Right-wing pundit Glenn Beck went so far as to compare Bannon to the Nazi propagandist Joseph Goebbels, calling Bannon "quite possibly the most dangerous guy in all of American politics."

Fascist forces in the West are not the only ones that find a kindred spirit in Bannon. Bannon's mortal enemy, Islamist extremists, share Bannon's eschatological, clash-of-civilizations worldview. In fact, al-Qaeda identifies so much with Bannon's ideas, it put him on the front page of an affiliated newspaper, al-Masra.

The genocidal Islamic State has made it clear that its goal is to destroy the so-called Grayzone, or space where Muslims are accepted in Western countries. Far-right leaders like Trump and Bannon—along with their extreme, anti-Muslim counterparts Marine Le Pen in France, Geert Wilders in the Netherlands and beyond—help extremist groups like ISIS and al-Qaeda fulfill their missions.

ISIS has rejoiced at Trump's presidential victory. An ISIS-affiliated media network said, in a translation quoted by the Washington Post, "Trump's win of the American presidency will bring hostility of Muslims against America as a result of his reckless actions, which show the overt and hidden hatred against them."

Before becoming Trump's right-hand man in the Oval Office and CEO of Trump's campaign before that, Bannon was previously chair of the far-right website Breitbart News, and a founding board member. Bannon proudly described Breitbart as "the platform for the alt-right," using the popular euphemism for the white supremacist movement led by neo-fascists like Richard Spencer.

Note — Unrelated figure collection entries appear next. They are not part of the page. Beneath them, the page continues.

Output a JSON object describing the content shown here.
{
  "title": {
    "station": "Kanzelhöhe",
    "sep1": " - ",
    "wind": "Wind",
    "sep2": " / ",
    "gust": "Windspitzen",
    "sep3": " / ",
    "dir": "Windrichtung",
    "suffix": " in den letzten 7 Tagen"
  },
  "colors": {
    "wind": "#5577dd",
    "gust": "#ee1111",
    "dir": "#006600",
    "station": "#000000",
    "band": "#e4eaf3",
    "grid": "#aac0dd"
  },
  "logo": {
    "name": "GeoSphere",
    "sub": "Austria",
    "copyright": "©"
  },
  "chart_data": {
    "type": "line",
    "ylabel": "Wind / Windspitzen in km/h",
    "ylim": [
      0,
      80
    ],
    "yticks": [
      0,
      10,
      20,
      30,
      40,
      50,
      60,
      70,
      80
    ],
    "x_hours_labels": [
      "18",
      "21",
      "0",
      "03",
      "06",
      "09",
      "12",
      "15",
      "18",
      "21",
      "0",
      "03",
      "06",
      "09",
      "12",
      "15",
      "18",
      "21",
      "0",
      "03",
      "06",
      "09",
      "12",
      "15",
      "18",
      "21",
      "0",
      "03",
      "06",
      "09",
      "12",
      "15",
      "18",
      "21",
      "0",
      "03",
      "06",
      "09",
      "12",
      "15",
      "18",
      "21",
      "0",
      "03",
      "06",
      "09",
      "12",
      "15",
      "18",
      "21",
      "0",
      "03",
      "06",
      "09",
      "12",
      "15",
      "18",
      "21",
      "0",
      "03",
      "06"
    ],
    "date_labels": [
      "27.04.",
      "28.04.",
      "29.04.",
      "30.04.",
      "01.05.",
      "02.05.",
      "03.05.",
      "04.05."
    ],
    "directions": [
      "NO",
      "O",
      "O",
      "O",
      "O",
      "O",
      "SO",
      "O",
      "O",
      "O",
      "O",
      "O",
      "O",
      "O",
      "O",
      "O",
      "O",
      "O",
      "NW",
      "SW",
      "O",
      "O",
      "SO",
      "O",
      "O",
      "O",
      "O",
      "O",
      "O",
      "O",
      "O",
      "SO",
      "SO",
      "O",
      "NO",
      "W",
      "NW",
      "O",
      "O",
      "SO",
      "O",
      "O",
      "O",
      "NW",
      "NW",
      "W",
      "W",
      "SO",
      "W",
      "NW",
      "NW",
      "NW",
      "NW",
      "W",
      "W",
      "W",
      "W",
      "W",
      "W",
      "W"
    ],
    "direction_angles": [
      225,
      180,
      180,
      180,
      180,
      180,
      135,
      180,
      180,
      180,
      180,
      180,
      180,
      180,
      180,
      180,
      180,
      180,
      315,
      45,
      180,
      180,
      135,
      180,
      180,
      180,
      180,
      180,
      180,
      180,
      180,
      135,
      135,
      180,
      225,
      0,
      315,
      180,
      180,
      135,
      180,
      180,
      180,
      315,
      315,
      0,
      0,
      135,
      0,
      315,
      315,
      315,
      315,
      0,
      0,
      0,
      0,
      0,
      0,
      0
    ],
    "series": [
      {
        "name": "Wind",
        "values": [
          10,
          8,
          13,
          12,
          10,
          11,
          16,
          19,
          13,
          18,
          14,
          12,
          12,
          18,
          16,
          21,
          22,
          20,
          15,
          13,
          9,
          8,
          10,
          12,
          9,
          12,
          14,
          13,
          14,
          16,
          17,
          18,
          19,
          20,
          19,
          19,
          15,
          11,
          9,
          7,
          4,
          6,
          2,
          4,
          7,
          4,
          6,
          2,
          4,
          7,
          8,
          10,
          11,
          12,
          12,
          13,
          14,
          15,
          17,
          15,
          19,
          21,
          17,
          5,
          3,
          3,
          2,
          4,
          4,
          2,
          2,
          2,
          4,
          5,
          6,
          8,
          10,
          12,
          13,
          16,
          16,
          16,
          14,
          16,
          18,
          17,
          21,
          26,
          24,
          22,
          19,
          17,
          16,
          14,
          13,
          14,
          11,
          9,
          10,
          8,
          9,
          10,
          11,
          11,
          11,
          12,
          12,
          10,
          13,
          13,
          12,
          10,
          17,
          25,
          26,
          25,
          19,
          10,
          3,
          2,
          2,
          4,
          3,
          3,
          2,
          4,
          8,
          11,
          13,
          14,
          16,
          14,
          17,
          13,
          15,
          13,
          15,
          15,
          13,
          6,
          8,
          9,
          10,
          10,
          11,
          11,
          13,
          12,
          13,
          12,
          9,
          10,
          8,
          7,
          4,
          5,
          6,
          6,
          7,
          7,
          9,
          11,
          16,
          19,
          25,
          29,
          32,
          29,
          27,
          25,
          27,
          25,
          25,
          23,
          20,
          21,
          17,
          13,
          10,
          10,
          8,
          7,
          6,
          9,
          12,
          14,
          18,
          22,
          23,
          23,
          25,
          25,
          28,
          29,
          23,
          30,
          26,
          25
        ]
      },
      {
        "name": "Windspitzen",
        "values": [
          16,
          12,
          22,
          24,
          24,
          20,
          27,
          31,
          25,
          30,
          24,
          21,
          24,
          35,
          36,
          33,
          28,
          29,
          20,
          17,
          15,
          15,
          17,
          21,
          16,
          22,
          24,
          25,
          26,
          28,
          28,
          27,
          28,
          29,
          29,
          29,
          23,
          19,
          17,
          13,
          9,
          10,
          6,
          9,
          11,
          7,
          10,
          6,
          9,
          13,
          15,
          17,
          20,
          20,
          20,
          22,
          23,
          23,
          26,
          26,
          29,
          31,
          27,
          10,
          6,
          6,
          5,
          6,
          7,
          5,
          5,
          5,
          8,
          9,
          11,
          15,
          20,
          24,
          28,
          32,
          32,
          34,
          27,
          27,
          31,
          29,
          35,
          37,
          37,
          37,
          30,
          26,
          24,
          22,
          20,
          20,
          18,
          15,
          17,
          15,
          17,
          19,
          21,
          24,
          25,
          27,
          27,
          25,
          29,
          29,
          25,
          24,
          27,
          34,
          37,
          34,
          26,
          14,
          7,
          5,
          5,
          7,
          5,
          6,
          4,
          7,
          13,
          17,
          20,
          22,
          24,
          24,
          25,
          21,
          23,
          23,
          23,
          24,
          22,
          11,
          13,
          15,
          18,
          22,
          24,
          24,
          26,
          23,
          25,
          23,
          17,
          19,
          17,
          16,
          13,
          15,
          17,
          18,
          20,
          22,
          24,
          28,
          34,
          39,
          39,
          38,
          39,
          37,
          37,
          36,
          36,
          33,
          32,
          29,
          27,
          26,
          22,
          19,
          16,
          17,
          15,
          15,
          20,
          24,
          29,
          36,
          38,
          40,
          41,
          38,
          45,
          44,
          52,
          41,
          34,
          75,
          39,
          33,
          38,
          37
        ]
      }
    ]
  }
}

Spencer, who adores Trump, is an avowed white supremacist who coined the term "alt-right" and edits a website of the same name, where he has published articles justifying "black genocide." At a fascist conference in Washington, D.C., in November, Spencer was caught on camera shouting "Hail Trump! Hail our people! Hail victory!" a reference to the Nazi slogan "Sieg Heil."